There is a sense in which this is trivially true. If A continues to go up at this rate, and the relation between A and B stays about the same, then B goes up at about the same rate.

If (average global temperature/ the age of the president) goes up, and that continues to be correlated with GDP/capita, then the forecast should hold.

At some point you are just doing curve extrapolation, but with a random extra variable that makes things more complicated.

I think the relation between population and GDP/capita is something that may well break in the next 100 years. And the population curve could radically change too.

> I think most of the progress in automating stuff comes from people.

True. So far. AI isn't doing that much automating yet. In the future, that is likely to change.

But not all the automation experts need to live in the USA to put up USA gdp/capita. This is part of why Lichtenstein can be rich. They use inventions that were made elsewhere.

Most of the people are not doing automating most of the time. Automating stuff takes rare and specific skills that most people don't have.

The AI doing all the R&D dial technically has a finite limit. But if it's anywhere near it's limit, humans are not needed for R&D by rather a large margin.

> A common point in economic growth theory is that only population can increase without bound.

If the theory says that, it's a rather stupid theory.

Given our current understanding of physics, population probably can't increase without bound.

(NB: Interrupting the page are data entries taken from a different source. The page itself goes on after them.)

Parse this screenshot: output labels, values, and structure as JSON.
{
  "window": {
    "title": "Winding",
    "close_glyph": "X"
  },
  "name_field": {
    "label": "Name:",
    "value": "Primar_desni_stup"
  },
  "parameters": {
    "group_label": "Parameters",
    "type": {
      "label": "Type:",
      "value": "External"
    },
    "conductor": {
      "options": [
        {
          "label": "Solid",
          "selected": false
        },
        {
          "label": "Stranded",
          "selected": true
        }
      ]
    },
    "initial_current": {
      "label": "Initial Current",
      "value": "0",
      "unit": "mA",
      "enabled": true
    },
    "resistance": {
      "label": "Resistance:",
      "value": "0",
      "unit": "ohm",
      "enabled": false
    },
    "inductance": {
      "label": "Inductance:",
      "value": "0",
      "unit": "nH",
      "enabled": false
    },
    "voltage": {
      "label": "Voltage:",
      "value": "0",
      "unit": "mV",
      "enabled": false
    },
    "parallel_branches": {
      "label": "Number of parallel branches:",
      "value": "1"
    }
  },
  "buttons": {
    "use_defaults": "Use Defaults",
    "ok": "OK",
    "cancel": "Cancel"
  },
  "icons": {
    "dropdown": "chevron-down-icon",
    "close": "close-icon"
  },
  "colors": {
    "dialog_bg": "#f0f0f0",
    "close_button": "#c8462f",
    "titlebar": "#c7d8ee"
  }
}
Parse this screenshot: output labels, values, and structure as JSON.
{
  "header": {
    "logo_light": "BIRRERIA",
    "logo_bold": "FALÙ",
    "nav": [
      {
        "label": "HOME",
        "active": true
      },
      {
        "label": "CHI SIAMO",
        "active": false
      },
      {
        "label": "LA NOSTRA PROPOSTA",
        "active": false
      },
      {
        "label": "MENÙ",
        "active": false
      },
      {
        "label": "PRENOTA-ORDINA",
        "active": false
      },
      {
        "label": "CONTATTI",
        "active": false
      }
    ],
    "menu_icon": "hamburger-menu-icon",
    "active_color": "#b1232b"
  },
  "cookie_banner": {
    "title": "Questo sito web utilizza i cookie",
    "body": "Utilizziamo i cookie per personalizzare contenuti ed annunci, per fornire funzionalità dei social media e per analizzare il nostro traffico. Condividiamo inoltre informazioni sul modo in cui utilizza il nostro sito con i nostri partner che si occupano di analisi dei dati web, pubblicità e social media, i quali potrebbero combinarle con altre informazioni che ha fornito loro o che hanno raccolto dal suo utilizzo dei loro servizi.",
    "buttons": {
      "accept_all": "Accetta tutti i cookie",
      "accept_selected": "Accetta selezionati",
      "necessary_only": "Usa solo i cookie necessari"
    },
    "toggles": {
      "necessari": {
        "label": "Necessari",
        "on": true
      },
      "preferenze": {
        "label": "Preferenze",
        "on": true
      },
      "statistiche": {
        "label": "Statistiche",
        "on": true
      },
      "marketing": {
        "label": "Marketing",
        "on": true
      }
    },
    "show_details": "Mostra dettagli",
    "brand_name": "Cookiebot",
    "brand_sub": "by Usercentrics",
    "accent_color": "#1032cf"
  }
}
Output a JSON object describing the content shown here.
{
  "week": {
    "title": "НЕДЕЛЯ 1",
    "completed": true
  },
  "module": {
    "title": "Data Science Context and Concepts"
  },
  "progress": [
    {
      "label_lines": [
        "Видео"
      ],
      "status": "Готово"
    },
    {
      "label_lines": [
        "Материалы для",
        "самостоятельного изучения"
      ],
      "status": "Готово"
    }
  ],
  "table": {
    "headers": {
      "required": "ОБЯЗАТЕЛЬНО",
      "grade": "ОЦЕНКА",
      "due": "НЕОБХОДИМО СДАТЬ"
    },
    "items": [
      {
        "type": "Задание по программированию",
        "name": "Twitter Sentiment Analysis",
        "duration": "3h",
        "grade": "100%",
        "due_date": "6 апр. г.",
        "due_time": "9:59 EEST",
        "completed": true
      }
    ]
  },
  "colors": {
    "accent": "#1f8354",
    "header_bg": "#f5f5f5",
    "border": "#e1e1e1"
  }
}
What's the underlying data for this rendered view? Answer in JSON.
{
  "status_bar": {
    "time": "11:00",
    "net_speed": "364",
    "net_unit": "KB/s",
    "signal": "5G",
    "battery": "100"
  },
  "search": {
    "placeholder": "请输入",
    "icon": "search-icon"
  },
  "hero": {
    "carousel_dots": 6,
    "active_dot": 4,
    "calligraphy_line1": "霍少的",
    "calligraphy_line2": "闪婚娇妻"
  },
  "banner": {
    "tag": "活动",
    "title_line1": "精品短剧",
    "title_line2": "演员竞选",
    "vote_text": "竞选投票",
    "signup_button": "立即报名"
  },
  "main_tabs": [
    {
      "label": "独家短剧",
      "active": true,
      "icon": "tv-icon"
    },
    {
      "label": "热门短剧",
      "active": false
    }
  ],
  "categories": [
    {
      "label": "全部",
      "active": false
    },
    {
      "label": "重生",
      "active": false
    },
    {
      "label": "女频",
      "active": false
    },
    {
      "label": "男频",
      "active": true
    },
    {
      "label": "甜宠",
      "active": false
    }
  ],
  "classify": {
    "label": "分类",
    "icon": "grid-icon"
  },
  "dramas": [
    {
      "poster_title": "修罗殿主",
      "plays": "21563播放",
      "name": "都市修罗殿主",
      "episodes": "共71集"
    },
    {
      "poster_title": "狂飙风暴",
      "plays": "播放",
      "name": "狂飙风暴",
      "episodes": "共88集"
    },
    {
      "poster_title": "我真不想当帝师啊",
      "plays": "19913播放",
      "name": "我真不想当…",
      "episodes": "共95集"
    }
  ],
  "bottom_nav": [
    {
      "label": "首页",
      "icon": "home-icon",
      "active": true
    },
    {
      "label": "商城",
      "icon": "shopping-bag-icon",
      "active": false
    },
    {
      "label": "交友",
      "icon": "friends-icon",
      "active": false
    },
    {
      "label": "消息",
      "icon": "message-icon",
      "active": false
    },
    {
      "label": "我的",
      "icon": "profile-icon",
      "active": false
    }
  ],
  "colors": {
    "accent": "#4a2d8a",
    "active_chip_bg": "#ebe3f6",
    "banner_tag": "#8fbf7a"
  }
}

And of course, if there is some exotic physics that can be exploited in the distant future, it doesn't matter now.

> If we want to automate more, we need to train both more and better researchers, growing the population plays a role in that.

Are we talking about moving people from one part of the globe to another, or increasing global population? The first won't do much by itself. I mean it might make people be better researchers if moving means they can attend better schools.

Growing the population via birth would help a bit. Science reform would help a bit. Genetic engineering for higher IQ would lead to better researchers. If I wanted to Maximize research, I would choose +30 IQ over 2x population.